- The Washington Times - Wednesday, November 3, 2004

What a relief. After three hard years and Tuesday afternoon’s early exit- poll scare, it looked like the nation was about to enter the danger zone internationally and the extreme gridlock zone domestically. But on a popular-vote-winning margin of about three percent, President George W. Bush has retained his portfolio as the nation’s first magistrate for another four years. With Republican pickups in both the House and the Senate we are close to the point where the Republican Party will have true working control of both the executive and legislative branches of the federal government.

While one-party control of the government is a mixed blessing, the positive side is the capacity to actually make policy decisions and implement them in law and practice. Gridlock is not without its appeal as a check on the always high chance of new law being worse than the status quo.

But the country faces many structural problems that require reform of fundamental law. As we pointed out yesterday on this page, bringing into fiscal balance the twin programs of Social Security and Medicare is urgently needed. In fact, it was urgently needed a decade ago. We are almost at the crisis point. Domestically, this should be the first priority of the Republican-Party government that was elected yesterday.

Even harder to come to agreement on — but every bit as important — is an immigration and secure-borders law. On this matter, Mr. Bush needs to listen much more closely to his party and to the general public. A large majority of all Americans want secure borders and a reversal of the current presence of large numbers of illegal immigrants in America.

A market-oriented energy policy that actually results in large quantities of new energy is another high priority that should be doable in the next session of Congress.

The fourth area that needs, if not overhaul, then substantially more White House and congressional attention, is homeland security. There is so much more to be done, and better methods of operation must be developed.

This is an area where true bipartisanship is quite feasible. The Department of Homeland Security and its programs are so new that party lines have not yet hardened, and there are many Democrats in town who are highly qualified and strongly motivated to work with a second Bush administration for the common good. Mr. Bush should definitely make several senior appointments of Democrats in that least partisan of all government agencies.

Finally, on the policy front, both the president and Congress need to take a deep second look at the likely demands on our military to determine how much larger the Active, Reserve and Guard forces need to be over the next decade. We are not at all convinced that the current levels are adequate for the dangerous world in which we live.

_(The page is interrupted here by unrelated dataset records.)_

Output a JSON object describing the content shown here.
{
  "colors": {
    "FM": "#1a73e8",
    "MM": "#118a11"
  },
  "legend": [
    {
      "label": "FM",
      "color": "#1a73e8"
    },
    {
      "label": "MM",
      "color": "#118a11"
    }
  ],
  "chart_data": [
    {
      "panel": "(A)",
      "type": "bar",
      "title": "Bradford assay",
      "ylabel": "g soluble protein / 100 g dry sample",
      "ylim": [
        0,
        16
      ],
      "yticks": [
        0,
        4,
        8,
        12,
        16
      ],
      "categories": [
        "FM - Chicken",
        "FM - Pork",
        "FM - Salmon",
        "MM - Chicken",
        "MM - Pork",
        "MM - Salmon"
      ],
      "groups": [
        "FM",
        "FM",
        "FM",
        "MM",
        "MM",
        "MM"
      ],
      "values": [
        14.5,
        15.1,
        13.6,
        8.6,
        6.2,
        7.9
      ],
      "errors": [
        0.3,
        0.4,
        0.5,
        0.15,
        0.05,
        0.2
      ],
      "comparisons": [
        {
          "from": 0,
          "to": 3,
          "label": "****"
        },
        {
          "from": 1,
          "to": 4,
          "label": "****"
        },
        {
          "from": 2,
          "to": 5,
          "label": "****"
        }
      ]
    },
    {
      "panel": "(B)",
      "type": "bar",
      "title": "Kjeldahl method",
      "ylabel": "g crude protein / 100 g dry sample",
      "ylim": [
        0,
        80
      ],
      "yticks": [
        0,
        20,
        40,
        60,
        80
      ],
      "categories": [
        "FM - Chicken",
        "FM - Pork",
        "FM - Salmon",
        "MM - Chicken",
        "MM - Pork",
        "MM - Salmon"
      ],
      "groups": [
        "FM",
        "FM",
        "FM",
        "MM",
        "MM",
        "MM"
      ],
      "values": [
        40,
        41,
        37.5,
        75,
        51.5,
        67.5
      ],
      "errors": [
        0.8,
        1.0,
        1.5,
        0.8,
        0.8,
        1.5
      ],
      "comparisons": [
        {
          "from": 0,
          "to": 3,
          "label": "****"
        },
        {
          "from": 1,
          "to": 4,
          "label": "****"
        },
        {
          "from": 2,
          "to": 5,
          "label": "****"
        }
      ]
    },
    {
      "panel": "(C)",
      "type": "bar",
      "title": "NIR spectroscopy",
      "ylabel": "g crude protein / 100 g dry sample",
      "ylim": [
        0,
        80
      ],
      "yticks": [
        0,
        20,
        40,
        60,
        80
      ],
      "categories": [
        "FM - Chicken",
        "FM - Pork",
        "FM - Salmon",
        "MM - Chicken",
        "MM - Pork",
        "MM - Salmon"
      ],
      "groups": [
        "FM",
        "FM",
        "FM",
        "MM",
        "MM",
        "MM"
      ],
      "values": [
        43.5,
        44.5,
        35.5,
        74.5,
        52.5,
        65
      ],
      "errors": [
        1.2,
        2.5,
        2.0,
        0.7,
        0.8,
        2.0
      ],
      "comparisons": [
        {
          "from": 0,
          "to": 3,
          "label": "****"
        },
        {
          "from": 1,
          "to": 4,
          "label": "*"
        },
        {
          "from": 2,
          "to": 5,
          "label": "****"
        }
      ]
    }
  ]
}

Much has already been said on television since Tuesday afternoon on the hardening of the partisan vote reflected in the election returns. Doubtless the nation remains evenly divided, but we do not judge that to be a danger. What was dangerous was the refusal in 2000 of the losing side to accept the legitimacy of the election. We can be thankful that that will not be an issue this time. Of course, magnanimity in victory has been a time-tested method to gain cooperation in the government that follows.